This article is for those of you who either feel “terrified”, or maybe just simply “at a loss” when it comes to integrating the arts into your study circles. You know that we are urged by the Ruhi Institute to “include artistic endeavours in the activity of every study circle”, and that we should not think of these endeavours as “entertainment or as an extracurricular activity…but as an essential element enhancing the spiritual development of the participants”.1
But how do we do this when we don’t feel necessarily musical, artistic, or dramatic?
The good news: as a tutor, it’s not about you! Or your artistic skills (or conceived lack thereof)! You have the spiritual bounty to accompany your participants, but not to parent them or provide entertainment. Crowdsource your study circles’ creative side. Don’t hesitate — start at your first gathering by having the participants read some quotes about the importance of the arts in the study circle, discussing some relevant questions that you’ve sourced from Unit 3, Section 1 of Book 7 about the arts. Have the participants share what types of creative outlets they do or enjoy. If no one feels they have any “experience”, expand the brainstorm to include what types of art they see in their community and surrounds, or people they may know—these people may end up serving as future “guest artists”! Once you have a list of your study circles artistic skills and resources, you can discuss with your group about how these can be integrated into your study.

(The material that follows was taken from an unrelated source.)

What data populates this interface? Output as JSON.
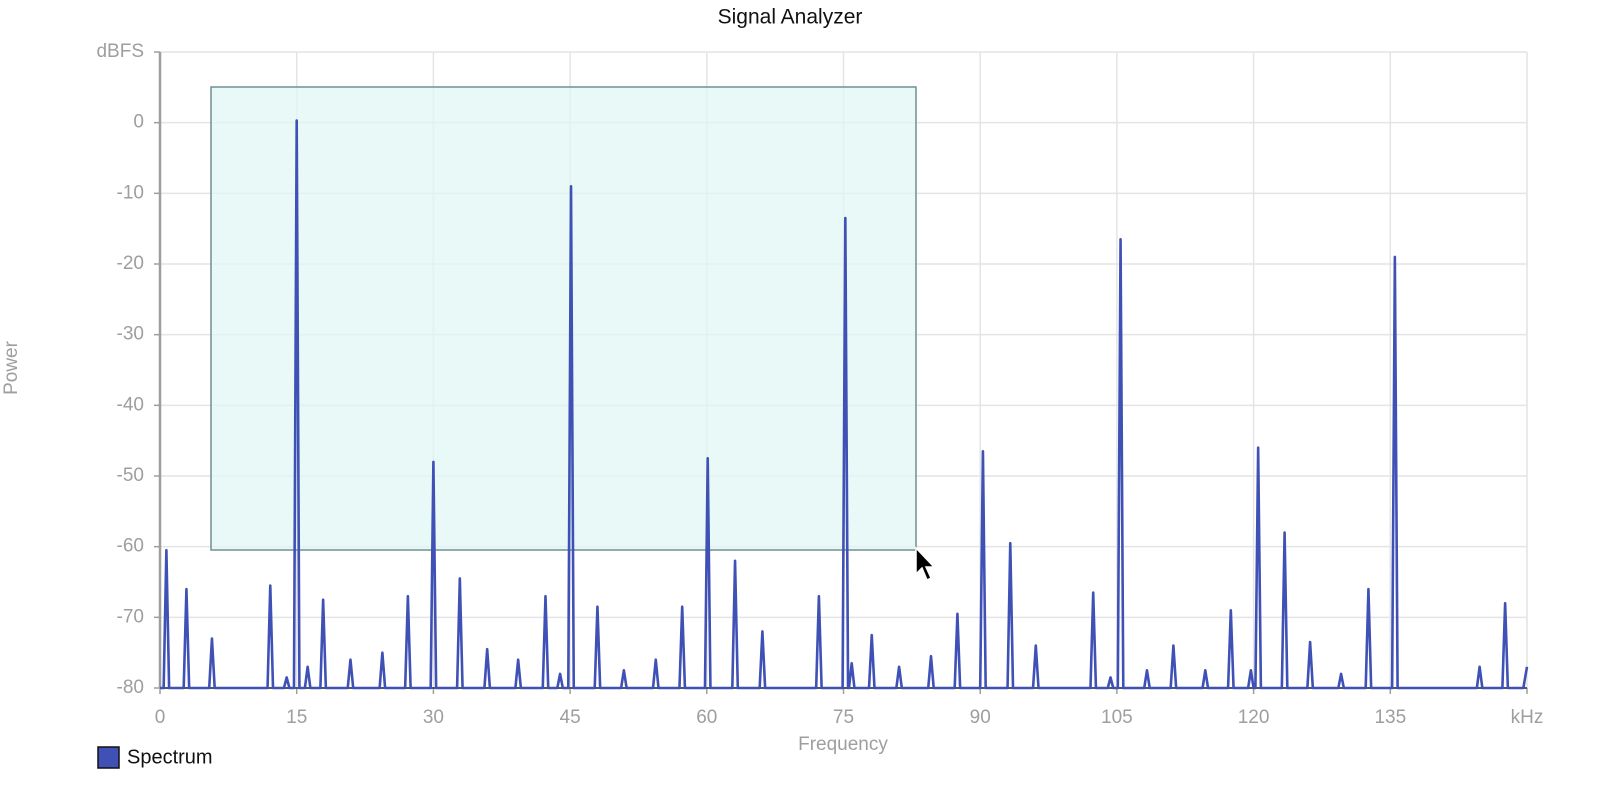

Does it Reinforce the Ideas Being Covered in the Material? How?
Ask yourself and others this question when accompanying study circle participants, or guest artists, and in planning your artistic endeavours. Some material in the book you are studying may lend itself more easily to a visual arts project, song, or drama. Other times, you may feel challenged to integrate something artistic into a particular section of your study. By continually asking this question, you can work toward ensuring the coherence of your study, service, and artistic efforts—and avoid undertaking activities that study circle participants feel are merely extracurricular, or even worse, a waste of time.
Go Back to Basics
The Universal House of Justice stated in its letter of 12 December 2011:
…new elements of culture will evolve over time as people hailing from every human group, inspired by the Revelation of Baha’u’llah, give expression to patterns of thought and action engendered by His teachings, in part through artistic and literary works. It is with such considerations in mind that we welcome the decision of the Ruhi Institute, in formulating its courses, to leave for the friends to address locally issues related to artistic activity….We long to see, for instance, the emergence of captivating songs from every part of the world, in every language, that will impress upon the consciousness of the young the profound concepts enshrined in the Baha’i teachings.

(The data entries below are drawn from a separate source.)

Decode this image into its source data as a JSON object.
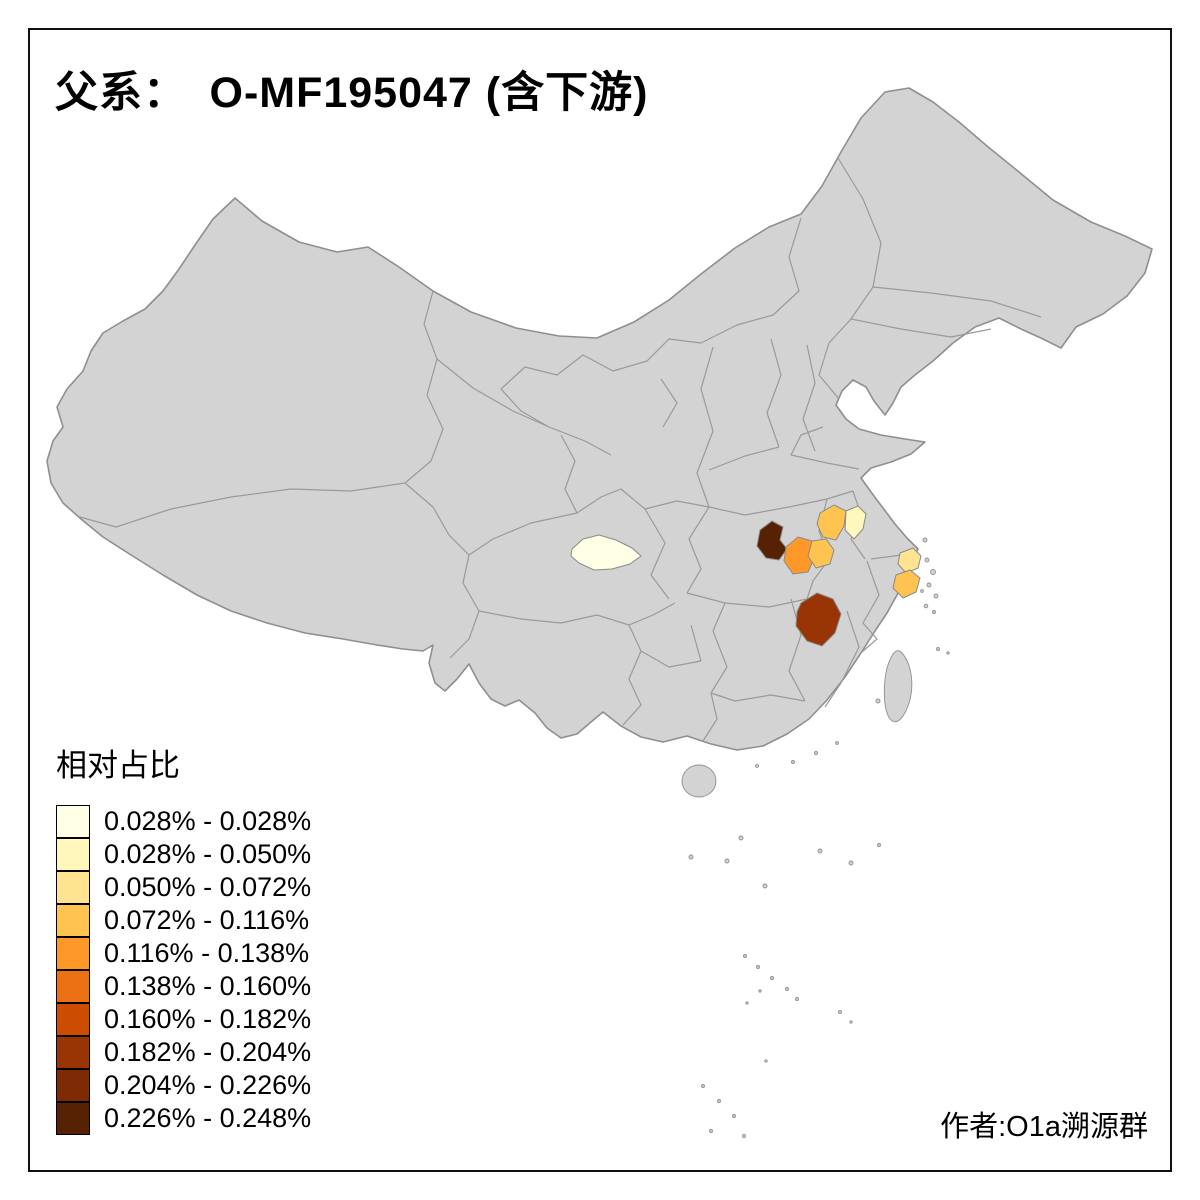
{
  "title": "父系：　O-MF195047 (含下游)",
  "attribution": "作者:O1a溯源群",
  "legend": {
    "title": "相对占比",
    "items": [
      {
        "label": "0.028% - 0.028%",
        "color": "#FFFFE5"
      },
      {
        "label": "0.028% - 0.050%",
        "color": "#FFF7BC"
      },
      {
        "label": "0.050% - 0.072%",
        "color": "#FEE391"
      },
      {
        "label": "0.072% - 0.116%",
        "color": "#FEC44F"
      },
      {
        "label": "0.116% - 0.138%",
        "color": "#FE9929"
      },
      {
        "label": "0.138% - 0.160%",
        "color": "#EC7014"
      },
      {
        "label": "0.160% - 0.182%",
        "color": "#CC4C02"
      },
      {
        "label": "0.182% - 0.204%",
        "color": "#993404"
      },
      {
        "label": "0.204% - 0.226%",
        "color": "#7E2B05"
      },
      {
        "label": "0.226% - 0.248%",
        "color": "#572104"
      }
    ]
  },
  "map": {
    "land_color": "#D3D3D3",
    "border_color": "#9A9A9A",
    "background_color": "#FFFFFF",
    "regions": [
      {
        "id": "sichuan-patch",
        "color": "#FFFFE5"
      },
      {
        "id": "nw-hubei-patch",
        "color": "#572104"
      },
      {
        "id": "central-hubei-patch",
        "color": "#FE9929"
      },
      {
        "id": "east-hubei-patch",
        "color": "#FEC44F"
      },
      {
        "id": "west-anhui-patch",
        "color": "#FEC44F"
      },
      {
        "id": "central-anhui-patch",
        "color": "#FFF7BC"
      },
      {
        "id": "shanghai-patch",
        "color": "#FEE391"
      },
      {
        "id": "north-zhejiang-patch",
        "color": "#FEC44F"
      },
      {
        "id": "nw-jiangxi-patch",
        "color": "#993404"
      }
    ]
  }
}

We’ve all experienced being in a study circle that just happens to have a master storyteller, professional visual artist, or the one person in the community who isn’t afraid to lead others in song. What a relief! We sit back and let those friends add to our study circles artistic side, checking the “arts in study circle” box off in our heads. Or, we’ve been in a study circle where every single person swears they’ve never even so much as drawn a stick figure, or hummed along with music in the privacy of their own room. So, the idea of creating artistic, literary works, or “captivating songs” can seem just a bit out of reach.

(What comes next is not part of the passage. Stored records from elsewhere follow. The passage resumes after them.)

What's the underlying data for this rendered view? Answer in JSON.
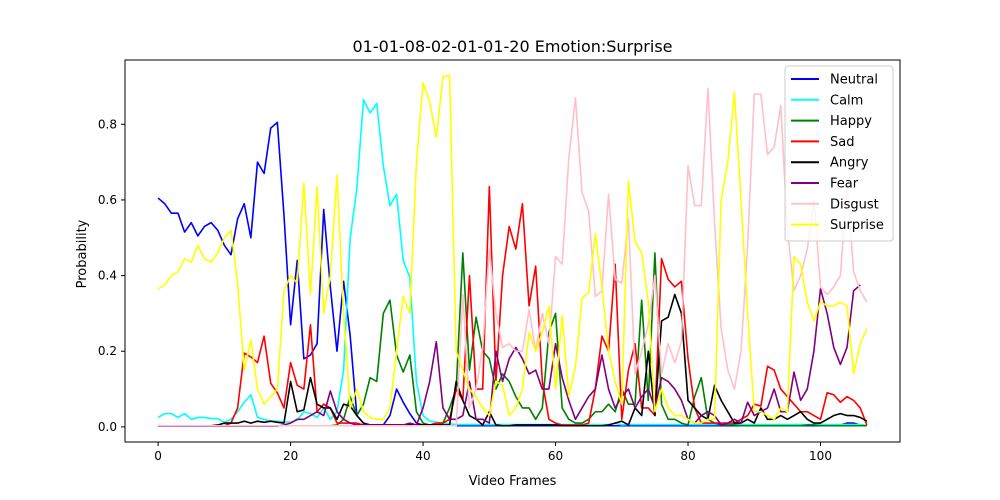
{
  "chart_data": {
    "type": "line",
    "title": "01-01-08-02-01-01-20 Emotion:Surprise",
    "xlabel": "Video Frames",
    "ylabel": "Probability",
    "xlim": [
      -5,
      112
    ],
    "ylim": [
      -0.04,
      0.97
    ],
    "x_ticks": [
      0,
      20,
      40,
      60,
      80,
      100
    ],
    "y_ticks": [
      0.0,
      0.2,
      0.4,
      0.6,
      0.8
    ],
    "x_tick_labels": [
      "0",
      "20",
      "40",
      "60",
      "80",
      "100"
    ],
    "y_tick_labels": [
      "0.0",
      "0.2",
      "0.4",
      "0.6",
      "0.8"
    ],
    "grid": false,
    "legend_position": "top-right",
    "series": [
      {
        "name": "Neutral",
        "color": "#0000ff",
        "values": [
          0.605,
          0.59,
          0.565,
          0.565,
          0.515,
          0.54,
          0.505,
          0.53,
          0.54,
          0.52,
          0.48,
          0.455,
          0.55,
          0.59,
          0.5,
          0.7,
          0.67,
          0.79,
          0.805,
          0.56,
          0.27,
          0.44,
          0.18,
          0.19,
          0.22,
          0.575,
          0.37,
          0.2,
          0.385,
          0.24,
          0.03,
          0.01,
          0.005,
          0.005,
          0.005,
          0.03,
          0.1,
          0.065,
          0.035,
          0.01,
          0.005,
          0.003,
          0.003,
          0.003,
          0.003,
          0.003,
          0.003,
          0.003,
          0.003,
          0.003,
          0.003,
          0.003,
          0.003,
          0.003,
          0.003,
          0.003,
          0.003,
          0.003,
          0.003,
          0.003,
          0.003,
          0.003,
          0.003,
          0.003,
          0.003,
          0.003,
          0.003,
          0.003,
          0.003,
          0.003,
          0.003,
          0.003,
          0.003,
          0.003,
          0.003,
          0.003,
          0.003,
          0.003,
          0.003,
          0.003,
          0.003,
          0.003,
          0.003,
          0.003,
          0.003,
          0.003,
          0.003,
          0.003,
          0.003,
          0.003,
          0.003,
          0.003,
          0.003,
          0.003,
          0.003,
          0.003,
          0.003,
          0.003,
          0.003,
          0.003,
          0.003,
          0.003,
          0.003,
          0.005,
          0.01,
          0.01,
          0.005,
          0.003
        ]
      },
      {
        "name": "Calm",
        "color": "#00ffff",
        "values": [
          0.025,
          0.035,
          0.035,
          0.025,
          0.035,
          0.02,
          0.025,
          0.025,
          0.022,
          0.022,
          0.012,
          0.02,
          0.04,
          0.065,
          0.085,
          0.025,
          0.02,
          0.015,
          0.015,
          0.013,
          0.012,
          0.018,
          0.04,
          0.035,
          0.025,
          0.05,
          0.02,
          0.04,
          0.15,
          0.5,
          0.63,
          0.865,
          0.83,
          0.855,
          0.69,
          0.585,
          0.615,
          0.44,
          0.395,
          0.12,
          0.03,
          0.015,
          0.012,
          0.01,
          0.008,
          0.006,
          0.006,
          0.006,
          0.006,
          0.006,
          0.006,
          0.006,
          0.006,
          0.006,
          0.006,
          0.006,
          0.006,
          0.006,
          0.006,
          0.006,
          0.006,
          0.006,
          0.006,
          0.006,
          0.006,
          0.006,
          0.006,
          0.006,
          0.006,
          0.01,
          0.005,
          0.006,
          0.006,
          0.006,
          0.006,
          0.006,
          0.006,
          0.006,
          0.006,
          0.006,
          0.006,
          0.006,
          0.006,
          0.006,
          0.006,
          0.006,
          0.006,
          0.006,
          0.006,
          0.006,
          0.006,
          0.006,
          0.006,
          0.006,
          0.006,
          0.006,
          0.006,
          0.006,
          0.006,
          0.006,
          0.006,
          0.006,
          0.006,
          0.006,
          0.006,
          0.006,
          0.006,
          0.004
        ]
      },
      {
        "name": "Happy",
        "color": "#008000",
        "values": [
          0.003,
          0.003,
          0.003,
          0.003,
          0.003,
          0.003,
          0.003,
          0.003,
          0.003,
          0.003,
          0.003,
          0.003,
          0.003,
          0.003,
          0.003,
          0.003,
          0.003,
          0.003,
          0.003,
          0.003,
          0.003,
          0.003,
          0.003,
          0.003,
          0.003,
          0.003,
          0.003,
          0.005,
          0.02,
          0.08,
          0.03,
          0.06,
          0.13,
          0.12,
          0.3,
          0.335,
          0.19,
          0.145,
          0.19,
          0.04,
          0.01,
          0.005,
          0.005,
          0.01,
          0.05,
          0.1,
          0.46,
          0.15,
          0.29,
          0.2,
          0.18,
          0.1,
          0.14,
          0.12,
          0.08,
          0.05,
          0.05,
          0.02,
          0.05,
          0.25,
          0.3,
          0.05,
          0.02,
          0.01,
          0.01,
          0.02,
          0.04,
          0.04,
          0.06,
          0.04,
          0.1,
          0.06,
          0.06,
          0.335,
          0.07,
          0.46,
          0.06,
          0.02,
          0.02,
          0.01,
          0.005,
          0.08,
          0.13,
          0.02,
          0.01,
          0.005,
          0.005,
          0.005,
          0.003,
          0.003,
          0.003,
          0.003,
          0.003,
          0.003,
          0.003,
          0.003,
          0.003,
          0.003,
          0.005,
          0.005,
          0.003,
          0.003,
          0.003,
          0.003,
          0.003,
          0.003,
          0.003,
          0.003
        ]
      },
      {
        "name": "Sad",
        "color": "#ff0000",
        "values": [
          0.003,
          0.003,
          0.003,
          0.003,
          0.003,
          0.003,
          0.003,
          0.003,
          0.003,
          0.003,
          0.003,
          0.01,
          0.05,
          0.195,
          0.185,
          0.17,
          0.24,
          0.115,
          0.09,
          0.05,
          0.17,
          0.11,
          0.1,
          0.27,
          0.04,
          0.06,
          0.05,
          0.01,
          0.01,
          0.01,
          0.01,
          0.005,
          0.005,
          0.005,
          0.005,
          0.005,
          0.005,
          0.005,
          0.005,
          0.005,
          0.005,
          0.005,
          0.01,
          0.01,
          0.02,
          0.1,
          0.07,
          0.4,
          0.1,
          0.1,
          0.635,
          0.12,
          0.4,
          0.53,
          0.47,
          0.59,
          0.32,
          0.425,
          0.12,
          0.02,
          0.01,
          0.005,
          0.005,
          0.005,
          0.005,
          0.01,
          0.1,
          0.24,
          0.2,
          0.43,
          0.02,
          0.15,
          0.22,
          0.05,
          0.05,
          0.03,
          0.445,
          0.39,
          0.37,
          0.385,
          0.18,
          0.05,
          0.01,
          0.01,
          0.01,
          0.01,
          0.01,
          0.01,
          0.02,
          0.03,
          0.06,
          0.055,
          0.16,
          0.15,
          0.1,
          0.08,
          0.06,
          0.04,
          0.04,
          0.03,
          0.02,
          0.09,
          0.085,
          0.065,
          0.08,
          0.07,
          0.05,
          0.005
        ]
      },
      {
        "name": "Angry",
        "color": "#000000",
        "values": [
          0.003,
          0.003,
          0.003,
          0.003,
          0.003,
          0.003,
          0.003,
          0.003,
          0.003,
          0.005,
          0.01,
          0.01,
          0.01,
          0.015,
          0.01,
          0.015,
          0.012,
          0.015,
          0.012,
          0.01,
          0.12,
          0.04,
          0.045,
          0.13,
          0.06,
          0.05,
          0.05,
          0.02,
          0.06,
          0.055,
          0.03,
          0.01,
          0.005,
          0.005,
          0.005,
          0.005,
          0.005,
          0.005,
          0.005,
          0.005,
          0.005,
          0.005,
          0.005,
          0.005,
          0.005,
          0.12,
          0.07,
          0.03,
          0.02,
          0.005,
          0.04,
          0.005,
          0.003,
          0.003,
          0.005,
          0.005,
          0.005,
          0.005,
          0.005,
          0.005,
          0.005,
          0.003,
          0.003,
          0.003,
          0.003,
          0.003,
          0.003,
          0.003,
          0.005,
          0.01,
          0.015,
          0.005,
          0.05,
          0.03,
          0.2,
          0.03,
          0.28,
          0.29,
          0.35,
          0.3,
          0.07,
          0.05,
          0.03,
          0.02,
          0.11,
          0.07,
          0.04,
          0.01,
          0.01,
          0.02,
          0.01,
          0.05,
          0.02,
          0.02,
          0.03,
          0.02,
          0.03,
          0.04,
          0.02,
          0.01,
          0.01,
          0.02,
          0.03,
          0.035,
          0.03,
          0.03,
          0.025,
          0.015
        ]
      },
      {
        "name": "Fear",
        "color": "#800080",
        "values": [
          0.002,
          0.002,
          0.002,
          0.002,
          0.002,
          0.002,
          0.002,
          0.002,
          0.002,
          0.002,
          0.002,
          0.002,
          0.002,
          0.002,
          0.002,
          0.002,
          0.002,
          0.002,
          0.002,
          0.005,
          0.01,
          0.02,
          0.02,
          0.03,
          0.04,
          0.03,
          0.095,
          0.04,
          0.02,
          0.01,
          0.005,
          0.005,
          0.005,
          0.005,
          0.005,
          0.005,
          0.005,
          0.005,
          0.01,
          0.005,
          0.05,
          0.12,
          0.225,
          0.05,
          0.02,
          0.02,
          0.03,
          0.12,
          0.02,
          0.02,
          0.01,
          0.2,
          0.12,
          0.18,
          0.21,
          0.18,
          0.14,
          0.15,
          0.1,
          0.1,
          0.22,
          0.13,
          0.07,
          0.02,
          0.05,
          0.08,
          0.1,
          0.19,
          0.1,
          0.05,
          0.08,
          0.1,
          0.05,
          0.08,
          0.1,
          0.05,
          0.13,
          0.12,
          0.1,
          0.07,
          0.02,
          0.01,
          0.03,
          0.04,
          0.03,
          0.005,
          0.01,
          0.02,
          0.01,
          0.065,
          0.03,
          0.04,
          0.05,
          0.1,
          0.04,
          0.04,
          0.145,
          0.07,
          0.1,
          0.2,
          0.365,
          0.3,
          0.21,
          0.165,
          0.21,
          0.36,
          0.375
        ]
      },
      {
        "name": "Disgust",
        "color": "#ffc0cb",
        "values": [
          0.003,
          0.003,
          0.003,
          0.003,
          0.003,
          0.003,
          0.003,
          0.003,
          0.003,
          0.003,
          0.003,
          0.003,
          0.003,
          0.003,
          0.003,
          0.003,
          0.003,
          0.003,
          0.003,
          0.003,
          0.003,
          0.003,
          0.003,
          0.003,
          0.003,
          0.003,
          0.003,
          0.003,
          0.003,
          0.003,
          0.003,
          0.003,
          0.003,
          0.003,
          0.003,
          0.003,
          0.003,
          0.003,
          0.003,
          0.003,
          0.003,
          0.003,
          0.003,
          0.003,
          0.003,
          0.003,
          0.35,
          0.05,
          0.1,
          0.21,
          0.47,
          0.3,
          0.21,
          0.22,
          0.2,
          0.2,
          0.31,
          0.2,
          0.3,
          0.22,
          0.45,
          0.43,
          0.71,
          0.87,
          0.62,
          0.57,
          0.345,
          0.36,
          0.615,
          0.39,
          0.38,
          0.55,
          0.14,
          0.2,
          0.27,
          0.4,
          0.14,
          0.22,
          0.17,
          0.225,
          0.69,
          0.585,
          0.585,
          0.895,
          0.54,
          0.26,
          0.15,
          0.1,
          0.2,
          0.48,
          0.88,
          0.88,
          0.72,
          0.74,
          0.85,
          0.52,
          0.36,
          0.4,
          0.47,
          0.6,
          0.37,
          0.35,
          0.37,
          0.4,
          0.64,
          0.41,
          0.36,
          0.33
        ]
      },
      {
        "name": "Surprise",
        "color": "#ffff00",
        "values": [
          0.365,
          0.375,
          0.4,
          0.41,
          0.445,
          0.435,
          0.48,
          0.445,
          0.435,
          0.46,
          0.5,
          0.52,
          0.38,
          0.15,
          0.23,
          0.1,
          0.06,
          0.08,
          0.1,
          0.36,
          0.4,
          0.38,
          0.645,
          0.35,
          0.635,
          0.3,
          0.4,
          0.665,
          0.3,
          0.05,
          0.1,
          0.04,
          0.025,
          0.02,
          0.02,
          0.05,
          0.2,
          0.345,
          0.3,
          0.7,
          0.91,
          0.86,
          0.765,
          0.925,
          0.93,
          0.2,
          0.15,
          0.1,
          0.08,
          0.05,
          0.03,
          0.12,
          0.11,
          0.03,
          0.05,
          0.1,
          0.25,
          0.2,
          0.25,
          0.32,
          0.1,
          0.295,
          0.08,
          0.16,
          0.34,
          0.355,
          0.51,
          0.37,
          0.2,
          0.12,
          0.06,
          0.65,
          0.49,
          0.46,
          0.33,
          0.04,
          0.1,
          0.05,
          0.03,
          0.03,
          0.02,
          0.01,
          0.01,
          0.02,
          0.02,
          0.6,
          0.7,
          0.885,
          0.6,
          0.3,
          0.04,
          0.04,
          0.03,
          0.02,
          0.05,
          0.04,
          0.45,
          0.43,
          0.33,
          0.28,
          0.33,
          0.32,
          0.32,
          0.33,
          0.32,
          0.14,
          0.22,
          0.26
        ]
      }
    ]
  }
}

Luckily, and probably not just by chance, although the Institute has “[left] for the friends to address locally issues related to artistic activity”, this is not to say that the existing Institute materials themselves are devoid of songs, drama, stories, and quotes ripe with imagery. Elements of any book can be integrated to enhance the experience of another, no matter whether it’s a “preview of things to come”, or serves as a “review”. Songs from Book 3’s Childrens Class materials can be taught and sung in your Book 1, for example, and can serve as a great way to introduce the idea early on that Book 1 is part of a series of courses, and provides the base for future services to be undertaken (like a children’s class). Stories from Book 4 can be artfully integrated into the study of other books as well, with just a bit of preparation by the tutor or participant to find an appropriate section in which to share it. Use the artistic resources already embedded in the institute not only to lay the groundwork for future creative works, but to familiarize the participants with the content and action components of other books in the Institute.
Record and Reflect
Each study circle you tutor will be a learning experience, so don’t lose that learning to the wind! Write it down. Record briefly, and soon after each section, whatever you think will be helpful to you in future. I’ve found it helpful not only to record attendance and sections covered (to facilitate “makeups”), but also what the artistic activity was, what section it was related to, and who facilitated it. This is helpful for future study circles, when you want to suggest “that cool arts project so-and-so did with us”, but can’t remember the details well enough to facilitate the same activity yourself. If it’s recorded (with dates!), you will be able to find what you’re looking for, or at least know who to ask.
View the few minutes you take to record and reflect on your activities through the different books and throughout time as a part of becoming a well prepared human resource at the grassroots.
Art is, Simply, Everywhere
It is natural for the heart and spirit to take pleasure and enjoyment in all things that show forth symmetry, harmony and perfection.2
Art is, simply, everywhere. And all people, whether they consider themselves “artistic”, “creative” or “not”, have experienced the pleasure of seeing or experiencing something beautiful. By expanding our definition of art to include this natural impulse and attraction, we can rest assured that even our simplest efforts to “include artistic endeavours in the activity of every study circle” can become, in themselves, works of art.